The key point here is that if either the absolute_path? method or the relative_path? method was broken, we would receive an incorrect result in our test of normalize_path. If engineering reports incorrect data, then the captain makes the wrong decision. If we can make the two tests that we have pass, we have effectively tested the two internal methods and assured that they work as intended. If we start to write tests for those two, it is a waste of time (although it is good practice for writing tests), because to produce separate tests for the helper methods we will end up recreating the scenario (creating one absolute path and one relative path and matching the outcomes to what we expect to happen). This process is also guilty of overspecification. Once we’ve written the method, we don’t really care how relative_path? works, so if we start mandating that we must have a true or false result, or any specific result at all, we have an artificial constraint.
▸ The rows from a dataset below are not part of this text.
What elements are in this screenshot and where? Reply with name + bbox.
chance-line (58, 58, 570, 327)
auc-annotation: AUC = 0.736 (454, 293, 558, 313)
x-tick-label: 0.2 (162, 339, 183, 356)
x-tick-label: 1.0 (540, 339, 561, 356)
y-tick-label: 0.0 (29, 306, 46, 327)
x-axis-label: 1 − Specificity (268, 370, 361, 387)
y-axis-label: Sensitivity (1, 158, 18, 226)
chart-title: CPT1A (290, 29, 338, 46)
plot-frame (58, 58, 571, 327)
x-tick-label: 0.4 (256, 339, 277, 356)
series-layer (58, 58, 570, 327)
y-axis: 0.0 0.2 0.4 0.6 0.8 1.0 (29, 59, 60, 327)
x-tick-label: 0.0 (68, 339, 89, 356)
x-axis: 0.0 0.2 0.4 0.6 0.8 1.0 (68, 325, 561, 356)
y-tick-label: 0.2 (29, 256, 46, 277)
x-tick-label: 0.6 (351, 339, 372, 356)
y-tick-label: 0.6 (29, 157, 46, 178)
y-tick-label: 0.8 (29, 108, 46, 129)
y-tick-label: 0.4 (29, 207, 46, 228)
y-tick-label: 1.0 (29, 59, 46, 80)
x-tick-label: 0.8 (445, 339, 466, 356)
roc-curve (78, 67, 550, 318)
If we want to change the way those methods work in the future we will break these tests, meaning we have to write new tests and double our workload for that change. Our test suite turns into a burden that weighs us down rather than a safety net that frees us to make acrobatic leaps of Ruby.

Conclusion

I have neglected to mention so far any of the many caveats that Sandi applies to her process. Suffice it to say, if it makes more sense to break the rules, then it’s okay to break the rules. In a lot of cases, it is necessary to test complicated internal methods, to ensure that they are sound, but once we know they are working we can delete those tests. Aside from those and a few other exception cases, Sandi tells us that writing good tests is an exercise in minimalism. Most of the time we can do more with less.